Guide: Monorepo in practice

Monorepo is a code repository management approach that integrates multiple projects into a single repository. Unlike monolithic repositories that store all code without separation or multirepos that place each project in a separate repository, monorepo simplifies cross-project collaboration, reduces dependency redundancy, unifies development standards, and is an efficient solution for multi-project management.

Packages in a workspace can be stored in multiple locations, as long as the workspace's Glob matching pattern can include all packages.

At the root of the workspace, update pnpm-workspace.yaml or package.json to add matching rules for sub-packages.

For example, if all sub-packages are placed in the packages directory, packages/* will match all packages in that directory:

packages:
  - "packages/*"

Our directory structure looks like this:

The workspace root should not be published to the registry, so set the private field to true in the package.json of the workspace root and private package directories to avoid accidental publishing.

{
  "private": true
}

Move existing packages to the workspace or create new packages in sub-package locations.

If these packages have dependencies, change these dependency versions to the workspace protocol.

{
  "dependencies": {
    "@scope/pkg-b": "workspace:^",
    "@scope/pkg-c": "workspace:*"
  }
}

It is recommended to hoist development dependencies shared by multiple packages to the workspace root to reduce duplicate installations and avoid version inconsistency issues, while production dependencies should remain in each sub-package's dependency configuration.

Configuration files like tsconfig, eslint, etc., are usually made into separate packages for easy reference by other packages or publishing to the registry.

As the number of sub-packages in a monorepo increases, the time taken for building, testing, and other processes will increase significantly. We don't need to repeatedly process unchanged packages. Therefore, we often use incremental build systems to solve this problem.

Incremental build systems like turbo, nx, and lerna analyze package dependencies, automatically skip cached content, and only process modified parts.

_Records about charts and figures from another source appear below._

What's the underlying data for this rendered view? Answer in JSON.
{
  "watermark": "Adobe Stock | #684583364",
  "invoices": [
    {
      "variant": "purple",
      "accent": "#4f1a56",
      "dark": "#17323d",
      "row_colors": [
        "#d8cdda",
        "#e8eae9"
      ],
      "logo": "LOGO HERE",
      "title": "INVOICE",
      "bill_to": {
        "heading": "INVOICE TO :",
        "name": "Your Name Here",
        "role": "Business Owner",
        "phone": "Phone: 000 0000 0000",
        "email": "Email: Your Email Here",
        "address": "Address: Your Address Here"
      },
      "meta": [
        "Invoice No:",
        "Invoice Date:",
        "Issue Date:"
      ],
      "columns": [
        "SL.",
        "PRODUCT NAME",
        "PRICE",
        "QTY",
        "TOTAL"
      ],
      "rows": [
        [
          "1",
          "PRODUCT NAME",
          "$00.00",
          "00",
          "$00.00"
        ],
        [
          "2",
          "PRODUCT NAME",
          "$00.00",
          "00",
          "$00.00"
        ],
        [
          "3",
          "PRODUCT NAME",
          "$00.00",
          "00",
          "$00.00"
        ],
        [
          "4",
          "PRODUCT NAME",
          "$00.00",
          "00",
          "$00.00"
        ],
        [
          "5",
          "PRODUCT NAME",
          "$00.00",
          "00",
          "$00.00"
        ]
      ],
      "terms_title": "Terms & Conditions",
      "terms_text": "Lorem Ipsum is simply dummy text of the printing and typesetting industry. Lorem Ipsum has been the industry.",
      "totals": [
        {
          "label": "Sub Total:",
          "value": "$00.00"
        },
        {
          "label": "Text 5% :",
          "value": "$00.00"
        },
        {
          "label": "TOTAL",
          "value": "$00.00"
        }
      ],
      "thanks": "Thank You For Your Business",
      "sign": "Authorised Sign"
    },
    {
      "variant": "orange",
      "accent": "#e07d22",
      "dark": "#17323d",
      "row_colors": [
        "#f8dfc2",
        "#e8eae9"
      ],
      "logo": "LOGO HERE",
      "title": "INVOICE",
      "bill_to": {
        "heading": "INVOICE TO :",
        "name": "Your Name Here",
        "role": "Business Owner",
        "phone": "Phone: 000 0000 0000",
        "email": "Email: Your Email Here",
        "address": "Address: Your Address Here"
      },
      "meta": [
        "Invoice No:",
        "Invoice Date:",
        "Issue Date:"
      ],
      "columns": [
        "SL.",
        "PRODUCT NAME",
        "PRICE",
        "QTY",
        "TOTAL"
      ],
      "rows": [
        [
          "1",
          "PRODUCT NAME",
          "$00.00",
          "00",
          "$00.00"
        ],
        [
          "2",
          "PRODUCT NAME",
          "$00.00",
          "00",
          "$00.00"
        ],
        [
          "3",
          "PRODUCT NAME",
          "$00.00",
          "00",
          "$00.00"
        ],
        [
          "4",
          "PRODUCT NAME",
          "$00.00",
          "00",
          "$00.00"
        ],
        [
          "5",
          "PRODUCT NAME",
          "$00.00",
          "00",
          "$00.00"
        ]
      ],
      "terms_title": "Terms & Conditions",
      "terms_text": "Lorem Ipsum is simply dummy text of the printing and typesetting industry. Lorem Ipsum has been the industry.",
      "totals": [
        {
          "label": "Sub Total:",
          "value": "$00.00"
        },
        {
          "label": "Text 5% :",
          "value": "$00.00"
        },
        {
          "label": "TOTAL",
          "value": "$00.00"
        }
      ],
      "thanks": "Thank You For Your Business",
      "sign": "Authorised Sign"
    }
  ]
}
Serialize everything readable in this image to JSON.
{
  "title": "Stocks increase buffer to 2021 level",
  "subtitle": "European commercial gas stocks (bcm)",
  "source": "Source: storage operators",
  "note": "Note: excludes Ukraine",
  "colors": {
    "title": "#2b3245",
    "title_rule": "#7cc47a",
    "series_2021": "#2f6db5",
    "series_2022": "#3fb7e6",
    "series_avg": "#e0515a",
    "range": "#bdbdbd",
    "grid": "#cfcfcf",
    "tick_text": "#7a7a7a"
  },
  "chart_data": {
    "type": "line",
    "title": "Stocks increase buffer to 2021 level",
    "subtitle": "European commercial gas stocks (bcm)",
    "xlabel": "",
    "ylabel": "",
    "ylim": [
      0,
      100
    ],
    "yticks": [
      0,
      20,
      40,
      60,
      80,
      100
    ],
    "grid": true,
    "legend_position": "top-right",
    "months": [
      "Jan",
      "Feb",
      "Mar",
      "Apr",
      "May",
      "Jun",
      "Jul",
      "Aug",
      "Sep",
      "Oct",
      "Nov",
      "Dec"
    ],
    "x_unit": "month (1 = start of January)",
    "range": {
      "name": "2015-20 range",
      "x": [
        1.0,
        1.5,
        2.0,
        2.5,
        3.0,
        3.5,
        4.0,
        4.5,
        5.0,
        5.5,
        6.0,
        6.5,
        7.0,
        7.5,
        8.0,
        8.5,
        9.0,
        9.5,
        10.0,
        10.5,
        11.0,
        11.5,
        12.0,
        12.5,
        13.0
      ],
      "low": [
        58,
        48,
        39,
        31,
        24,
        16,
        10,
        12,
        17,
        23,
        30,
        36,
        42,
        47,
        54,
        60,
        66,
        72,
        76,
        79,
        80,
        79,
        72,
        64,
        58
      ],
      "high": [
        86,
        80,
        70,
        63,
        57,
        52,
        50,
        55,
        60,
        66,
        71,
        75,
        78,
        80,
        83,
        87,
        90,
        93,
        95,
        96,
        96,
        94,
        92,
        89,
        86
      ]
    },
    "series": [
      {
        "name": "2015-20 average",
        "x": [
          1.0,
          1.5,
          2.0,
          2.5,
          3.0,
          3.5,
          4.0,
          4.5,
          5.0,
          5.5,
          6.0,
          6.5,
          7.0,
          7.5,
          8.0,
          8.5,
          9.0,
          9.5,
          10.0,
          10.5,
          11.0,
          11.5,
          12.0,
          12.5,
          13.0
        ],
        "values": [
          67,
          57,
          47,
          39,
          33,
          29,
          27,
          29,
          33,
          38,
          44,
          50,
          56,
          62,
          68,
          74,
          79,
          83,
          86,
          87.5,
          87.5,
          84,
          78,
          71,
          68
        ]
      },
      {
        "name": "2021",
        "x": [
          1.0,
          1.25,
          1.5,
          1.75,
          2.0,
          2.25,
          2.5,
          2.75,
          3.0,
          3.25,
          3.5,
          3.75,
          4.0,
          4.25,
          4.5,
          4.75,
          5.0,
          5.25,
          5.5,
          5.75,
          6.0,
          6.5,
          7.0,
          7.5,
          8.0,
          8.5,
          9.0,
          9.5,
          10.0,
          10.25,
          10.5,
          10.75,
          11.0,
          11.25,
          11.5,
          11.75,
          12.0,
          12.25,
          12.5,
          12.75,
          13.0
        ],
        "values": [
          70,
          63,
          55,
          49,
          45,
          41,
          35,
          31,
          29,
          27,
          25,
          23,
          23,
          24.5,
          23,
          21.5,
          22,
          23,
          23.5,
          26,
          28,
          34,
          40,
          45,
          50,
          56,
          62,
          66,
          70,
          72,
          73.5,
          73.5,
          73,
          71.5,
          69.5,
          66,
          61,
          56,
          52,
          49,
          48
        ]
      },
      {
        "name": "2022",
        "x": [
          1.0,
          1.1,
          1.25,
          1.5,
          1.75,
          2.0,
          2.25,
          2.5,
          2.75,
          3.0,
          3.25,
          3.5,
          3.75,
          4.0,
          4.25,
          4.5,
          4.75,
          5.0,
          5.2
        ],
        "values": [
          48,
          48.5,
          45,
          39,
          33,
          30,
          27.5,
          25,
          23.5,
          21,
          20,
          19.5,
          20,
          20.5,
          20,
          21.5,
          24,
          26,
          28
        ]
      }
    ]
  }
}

For tasks that only involve source code, such as formatting and code checking, incremental execution is more flexible. Common strategies include:

• Managed by the above incremental build systems.
• Caching checked files at the root of the workspace instead of caching sub-packages, such as dprint and biome.
• Checking only files in the staging area, such as lint-staged.

Some package managers like npm do not automatically hoist the workspace root's license. Therefore, you may need to copy the license before publishing or maintain it independently in each sub-package.

To recursively run publish commands in the workspace and publish all packages, you might try tools like changesets and lerna. These tools are used for automatically managing versions, generating change logs, publishing to registries, etc.